Dozens of investors have filed suit against the bond ratings agencies, the story says. Abrams and his colleagues at Cahill Gordon & Reindel are preparing to argue a motion to dismiss one of the cases against S&P in a July 31 hearing.

Abrams’ defense is based in part on a First Amendment kind of argument. He argues that S&P can’t be sued because it was merely voicing an opinion, the same way an editorial writer gives an opinion.

“It shouldn’t change the legal dynamics that rating agencies are more important, or play a greater role, or are looked to by this or that element of the marketplace,” he told the Times. “The major similarity here is that both the newspaper and S & P are offering opinions on matters that people can and do disagree about.”

Says the Times: “Legal scholars give this argument marks that range from ‘certainly plausible’ to ‘you’re kidding, right?’ ”

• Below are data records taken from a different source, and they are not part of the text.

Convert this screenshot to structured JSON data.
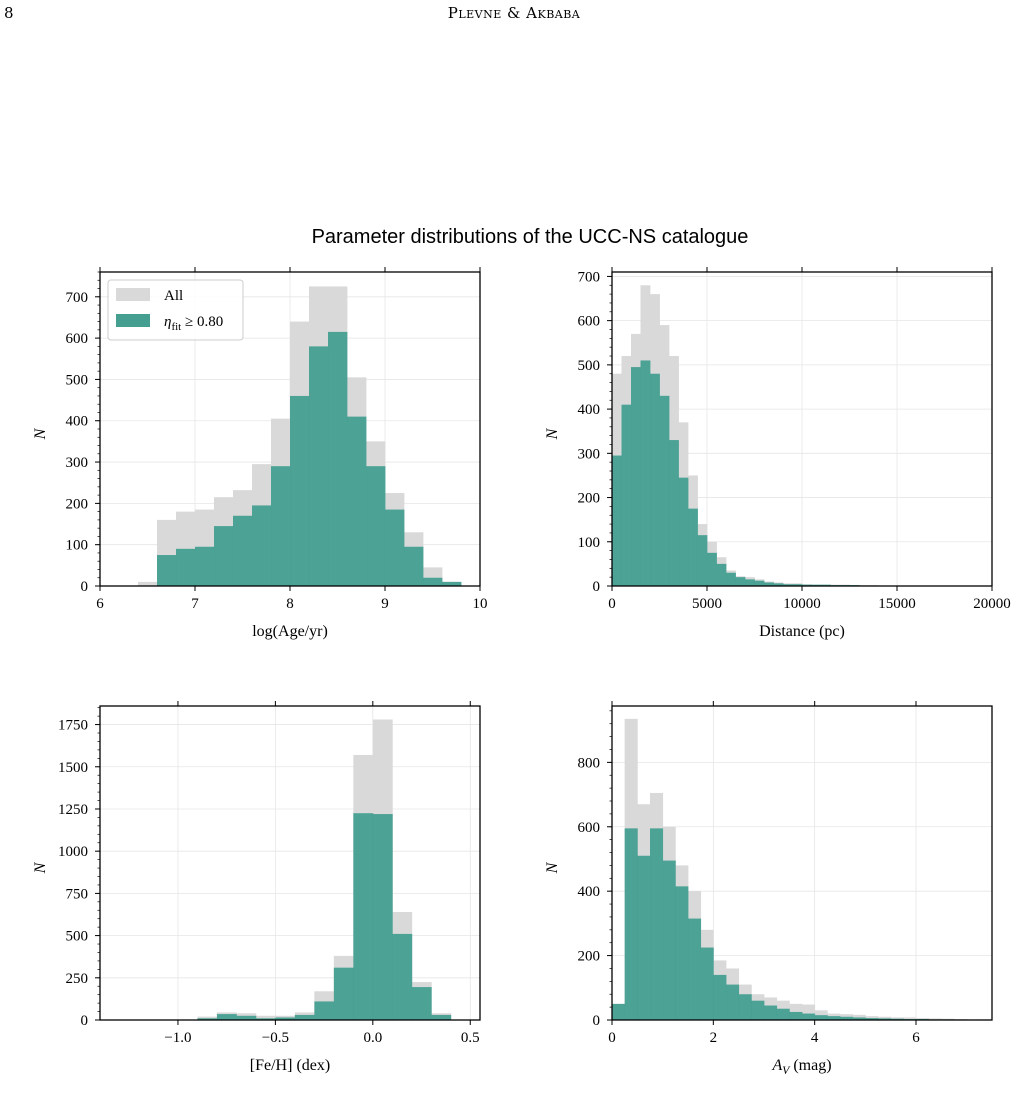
{
  "header": {
    "page_number": "8",
    "running_head": "Plevne & Akbaba"
  },
  "figure": {
    "title": "Parameter distributions of the UCC-NS catalogue"
  },
  "chart_data": [
    {
      "type": "bar",
      "id": "age",
      "xlabel": "log(Age/yr)",
      "ylabel": "N",
      "xlim": [
        6,
        10
      ],
      "ylim": [
        0,
        760
      ],
      "xticks": [
        "6",
        "7",
        "8",
        "9",
        "10"
      ],
      "yticks": [
        "0",
        "100",
        "200",
        "300",
        "400",
        "500",
        "600",
        "700"
      ],
      "grid": true,
      "legend": {
        "placement": "top-left",
        "entries": [
          "All",
          "η_fit ≥ 0.80"
        ]
      },
      "bin_edges": [
        6.0,
        6.2,
        6.4,
        6.6,
        6.8,
        7.0,
        7.2,
        7.4,
        7.6,
        7.8,
        8.0,
        8.2,
        8.4,
        8.6,
        8.8,
        9.0,
        9.2,
        9.4,
        9.6,
        9.8,
        10.0
      ],
      "series": [
        {
          "name": "All",
          "color": "#d9d9d9",
          "values": [
            0,
            0,
            10,
            160,
            180,
            185,
            215,
            232,
            295,
            405,
            640,
            725,
            725,
            505,
            350,
            225,
            130,
            45,
            10,
            0
          ]
        },
        {
          "name": "η_fit ≥ 0.80",
          "color": "#449f91",
          "values": [
            0,
            0,
            0,
            75,
            90,
            95,
            145,
            170,
            195,
            290,
            460,
            580,
            615,
            410,
            290,
            185,
            95,
            20,
            10,
            0
          ]
        }
      ]
    },
    {
      "type": "bar",
      "id": "distance",
      "xlabel": "Distance (pc)",
      "ylabel": "N",
      "xlim": [
        0,
        20000
      ],
      "ylim": [
        0,
        710
      ],
      "xticks": [
        "0",
        "5000",
        "10000",
        "15000",
        "20000"
      ],
      "yticks": [
        "0",
        "100",
        "200",
        "300",
        "400",
        "500",
        "600",
        "700"
      ],
      "grid": true,
      "bin_edges": [
        0,
        500,
        1000,
        1500,
        2000,
        2500,
        3000,
        3500,
        4000,
        4500,
        5000,
        5500,
        6000,
        6500,
        7000,
        7500,
        8000,
        8500,
        9000,
        9500,
        10000,
        10500,
        11000,
        11500,
        12000,
        12500,
        13000,
        13500,
        14000,
        14500,
        15000,
        15500,
        16000,
        16500,
        17000,
        17500,
        18000,
        18500,
        19000,
        19500,
        20000
      ],
      "series": [
        {
          "name": "All",
          "color": "#d9d9d9",
          "values": [
            480,
            520,
            570,
            680,
            660,
            590,
            520,
            370,
            250,
            140,
            100,
            65,
            35,
            22,
            20,
            15,
            10,
            8,
            6,
            6,
            4,
            3,
            3,
            3,
            3,
            2,
            2,
            2,
            1,
            1,
            1,
            1,
            1,
            1,
            1,
            1,
            1,
            1,
            1,
            1
          ]
        },
        {
          "name": "η_fit ≥ 0.80",
          "color": "#449f91",
          "values": [
            295,
            410,
            495,
            510,
            480,
            430,
            330,
            245,
            175,
            115,
            75,
            50,
            30,
            20,
            15,
            12,
            8,
            6,
            4,
            4,
            3,
            3,
            3,
            2,
            2,
            2,
            1,
            1,
            1,
            1,
            1,
            1,
            1,
            1,
            1,
            1,
            1,
            1,
            1,
            1
          ]
        }
      ]
    },
    {
      "type": "bar",
      "id": "metallicity",
      "xlabel": "[Fe/H] (dex)",
      "ylabel": "N",
      "xlim": [
        -1.4,
        0.55
      ],
      "ylim": [
        0,
        1860
      ],
      "xticks": [
        "−1.0",
        "−0.5",
        "0.0",
        "0.5"
      ],
      "yticks": [
        "0",
        "250",
        "500",
        "750",
        "1000",
        "1250",
        "1500",
        "1750"
      ],
      "grid": true,
      "bin_edges": [
        -0.9,
        -0.8,
        -0.7,
        -0.6,
        -0.5,
        -0.4,
        -0.3,
        -0.2,
        -0.1,
        0.0,
        0.1,
        0.2,
        0.3,
        0.4
      ],
      "series": [
        {
          "name": "All",
          "color": "#d9d9d9",
          "values": [
            20,
            45,
            40,
            25,
            25,
            45,
            170,
            380,
            1570,
            1780,
            640,
            225,
            40
          ]
        },
        {
          "name": "η_fit ≥ 0.80",
          "color": "#449f91",
          "values": [
            10,
            35,
            25,
            10,
            15,
            30,
            110,
            310,
            1225,
            1220,
            510,
            195,
            30
          ]
        }
      ]
    },
    {
      "type": "bar",
      "id": "extinction",
      "xlabel": "A_V (mag)",
      "ylabel": "N",
      "xlim": [
        0,
        7.5
      ],
      "ylim": [
        0,
        975
      ],
      "xticks": [
        "0",
        "2",
        "4",
        "6"
      ],
      "yticks": [
        "0",
        "200",
        "400",
        "600",
        "800"
      ],
      "grid": true,
      "bin_edges": [
        0.0,
        0.25,
        0.5,
        0.75,
        1.0,
        1.25,
        1.5,
        1.75,
        2.0,
        2.25,
        2.5,
        2.75,
        3.0,
        3.25,
        3.5,
        3.75,
        4.0,
        4.25,
        4.5,
        4.75,
        5.0,
        5.25,
        5.5,
        5.75,
        6.0,
        6.25,
        6.5,
        6.75,
        7.0,
        7.25,
        7.5
      ],
      "series": [
        {
          "name": "All",
          "color": "#d9d9d9",
          "values": [
            50,
            935,
            670,
            705,
            600,
            480,
            400,
            280,
            185,
            160,
            110,
            80,
            70,
            60,
            50,
            48,
            30,
            20,
            18,
            16,
            12,
            10,
            8,
            8,
            6,
            5,
            4,
            3,
            2,
            2
          ]
        },
        {
          "name": "η_fit ≥ 0.80",
          "color": "#449f91",
          "values": [
            50,
            595,
            510,
            595,
            495,
            415,
            315,
            225,
            140,
            110,
            80,
            60,
            45,
            35,
            25,
            20,
            15,
            12,
            10,
            8,
            6,
            5,
            4,
            3,
            3,
            2,
            2,
            1,
            1,
            1
          ]
        }
      ]
    }
  ]
}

“I don’t think it’s a good legal argument, though there might be some courts that buy it,” Columbia law professor John Coffee told the Times. “I don’t think that a rating is the same as an editorial, because The New York Times’ editorial page isn’t paid for by a sponsor. The direct, commercial relationship of the issuer of the bond and the rating agency puts it into the field of commercial speech.”